Further cost-cutting, even to the point of politically sensitive layoffs, may loom as options for all four French industrial heavyweights as they struggle to adjust to an expected long-term slump in European demand.
Peugeot lost business to the likes of Hyundai (005380.KS) and Volkswagen (VOWG_p.DE) last year, while Renault’s regional market share also dipped 1.1 percentage points to 8.4 percent, registrations data from Brussels-based industry body ACEA showed.
With productivity a key issue, Renault, which plans to eliminate 8,200 jobs over the next four years through attrition, wants to strike a deal on factory “flexibility” with unions on Tuesday, wrapping up thorny talks which kicked off last autumn.
Renault has promised not to close any French plants if workers accept a salary freeze, longer working hours and measures including compulsory transfers between sites.
The French government, while generally critical of profitable companies which cut jobs, has encouraged unions to sign a deal out of fear that their refusal to do so could provoke the kind of tensions caused by the closing of Peugeot’s Aulnay plant on the outskirts of Paris, announced last year.
Renault’s main union, the CFE-CGC, has said its signature on any deal would come only in return for concrete assurances on numerical production targets for each factory involved.
Tuesday, the key day for the talks, could bring new stoppages at Renault plants, while a works council meeting over Goodyear’s (GT.O) plan to shutter a French factory employing 1,200 people highlights the risk in not reaching a deal.
The companies’ results will underscore the industry’s dire state, but many of the losses have already been flagged.

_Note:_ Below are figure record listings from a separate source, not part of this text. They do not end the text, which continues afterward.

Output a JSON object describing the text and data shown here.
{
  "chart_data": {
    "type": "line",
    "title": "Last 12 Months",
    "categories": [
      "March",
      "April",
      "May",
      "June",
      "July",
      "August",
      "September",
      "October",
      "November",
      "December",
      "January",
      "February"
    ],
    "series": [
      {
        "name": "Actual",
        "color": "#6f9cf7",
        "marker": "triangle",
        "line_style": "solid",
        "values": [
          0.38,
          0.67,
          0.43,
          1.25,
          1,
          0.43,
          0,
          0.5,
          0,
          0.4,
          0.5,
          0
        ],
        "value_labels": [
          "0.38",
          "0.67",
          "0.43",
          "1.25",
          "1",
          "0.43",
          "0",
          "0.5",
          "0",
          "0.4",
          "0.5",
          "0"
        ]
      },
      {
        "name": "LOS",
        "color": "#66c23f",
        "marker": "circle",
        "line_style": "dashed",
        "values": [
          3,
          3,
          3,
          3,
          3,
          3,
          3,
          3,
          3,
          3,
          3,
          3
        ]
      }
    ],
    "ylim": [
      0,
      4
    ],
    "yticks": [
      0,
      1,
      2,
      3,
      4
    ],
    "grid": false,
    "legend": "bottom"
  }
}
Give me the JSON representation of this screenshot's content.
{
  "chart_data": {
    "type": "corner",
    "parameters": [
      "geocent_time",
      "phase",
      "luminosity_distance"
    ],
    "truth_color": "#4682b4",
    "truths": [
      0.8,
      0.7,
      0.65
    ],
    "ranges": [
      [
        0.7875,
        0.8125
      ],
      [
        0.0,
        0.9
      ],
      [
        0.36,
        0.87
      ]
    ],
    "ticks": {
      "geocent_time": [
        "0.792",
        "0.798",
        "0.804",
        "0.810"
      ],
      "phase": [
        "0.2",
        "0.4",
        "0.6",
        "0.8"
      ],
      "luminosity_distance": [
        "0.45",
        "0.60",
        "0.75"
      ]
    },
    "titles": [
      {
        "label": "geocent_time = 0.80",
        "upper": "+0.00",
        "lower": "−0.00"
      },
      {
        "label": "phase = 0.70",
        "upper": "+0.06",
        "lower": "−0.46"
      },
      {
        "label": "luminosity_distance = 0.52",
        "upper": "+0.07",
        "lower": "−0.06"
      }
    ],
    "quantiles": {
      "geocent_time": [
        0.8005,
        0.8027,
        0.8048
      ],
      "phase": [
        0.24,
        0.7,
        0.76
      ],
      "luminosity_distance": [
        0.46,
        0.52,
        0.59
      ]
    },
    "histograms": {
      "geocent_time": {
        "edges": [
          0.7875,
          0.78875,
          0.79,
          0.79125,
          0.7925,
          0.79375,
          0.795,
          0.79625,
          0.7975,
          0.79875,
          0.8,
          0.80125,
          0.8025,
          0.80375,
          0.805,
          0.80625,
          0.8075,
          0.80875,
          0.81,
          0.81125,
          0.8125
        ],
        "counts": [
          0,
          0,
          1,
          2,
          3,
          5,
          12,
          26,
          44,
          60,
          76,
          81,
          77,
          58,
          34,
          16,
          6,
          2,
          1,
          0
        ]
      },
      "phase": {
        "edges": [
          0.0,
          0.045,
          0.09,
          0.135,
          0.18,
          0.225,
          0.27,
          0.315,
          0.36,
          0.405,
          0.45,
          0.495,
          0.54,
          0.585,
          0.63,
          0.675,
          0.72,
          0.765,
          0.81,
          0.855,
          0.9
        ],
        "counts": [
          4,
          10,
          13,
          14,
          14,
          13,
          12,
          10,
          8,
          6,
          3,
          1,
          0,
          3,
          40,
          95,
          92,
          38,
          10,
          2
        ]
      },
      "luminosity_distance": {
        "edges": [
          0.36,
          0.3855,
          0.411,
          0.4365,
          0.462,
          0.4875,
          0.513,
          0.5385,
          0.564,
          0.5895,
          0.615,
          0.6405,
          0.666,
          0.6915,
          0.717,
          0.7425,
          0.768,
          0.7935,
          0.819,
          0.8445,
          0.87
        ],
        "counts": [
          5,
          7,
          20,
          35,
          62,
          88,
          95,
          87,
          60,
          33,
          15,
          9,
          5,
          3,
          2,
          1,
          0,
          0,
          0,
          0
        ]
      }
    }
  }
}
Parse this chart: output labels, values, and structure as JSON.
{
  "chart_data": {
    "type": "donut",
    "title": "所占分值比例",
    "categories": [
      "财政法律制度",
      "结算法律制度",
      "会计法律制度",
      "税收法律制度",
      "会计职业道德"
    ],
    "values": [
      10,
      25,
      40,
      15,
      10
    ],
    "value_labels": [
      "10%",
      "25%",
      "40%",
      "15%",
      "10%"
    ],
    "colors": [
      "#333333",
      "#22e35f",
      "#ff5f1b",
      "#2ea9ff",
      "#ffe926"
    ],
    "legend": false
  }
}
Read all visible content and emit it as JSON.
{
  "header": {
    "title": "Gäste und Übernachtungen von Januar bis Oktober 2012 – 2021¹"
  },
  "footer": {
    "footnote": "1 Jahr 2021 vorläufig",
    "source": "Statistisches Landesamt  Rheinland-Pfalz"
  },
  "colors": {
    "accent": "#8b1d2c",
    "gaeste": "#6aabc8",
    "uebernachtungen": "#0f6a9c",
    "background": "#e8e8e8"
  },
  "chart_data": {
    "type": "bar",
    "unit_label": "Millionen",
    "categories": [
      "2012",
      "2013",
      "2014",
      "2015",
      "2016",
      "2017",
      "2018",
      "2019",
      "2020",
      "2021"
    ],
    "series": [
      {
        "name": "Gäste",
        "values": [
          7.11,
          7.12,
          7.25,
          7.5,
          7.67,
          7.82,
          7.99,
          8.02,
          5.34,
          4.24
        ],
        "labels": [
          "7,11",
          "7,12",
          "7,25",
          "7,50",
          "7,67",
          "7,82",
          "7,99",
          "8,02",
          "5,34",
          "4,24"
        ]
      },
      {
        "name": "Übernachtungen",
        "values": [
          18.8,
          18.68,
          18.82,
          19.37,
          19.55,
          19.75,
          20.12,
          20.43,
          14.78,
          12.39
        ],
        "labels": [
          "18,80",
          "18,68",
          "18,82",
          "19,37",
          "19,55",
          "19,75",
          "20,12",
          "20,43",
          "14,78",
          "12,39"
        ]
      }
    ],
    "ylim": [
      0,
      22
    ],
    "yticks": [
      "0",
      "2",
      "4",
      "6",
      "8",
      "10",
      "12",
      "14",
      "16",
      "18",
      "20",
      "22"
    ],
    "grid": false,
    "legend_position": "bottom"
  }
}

Faurecia said last month its full-year results would show a 62 percent slump in net profit and an unexpected hike in debt.
Peugeot, Europe’s No. 2 automaker, last Thursday said it was taking a 4.1 billion euro writedown on its industrial assets on top of an expected net loss for 2012.
Peugeot is expected to report a full-year loss of 1.47 billion euros, according to an average of estimates by analysts polled by Thomson Reuters I/B/E/S, although those figures do not include last week’s writedowns.
Renault’s profit is expected to decline to 1.78 billion euros from 2.09 billion, while Faurecia is seen reporting net income of 160 million, less than half the year-ago figure.
Michelin, on the other hand, is seen reporting a rise in net profit to 1.64 billion euros.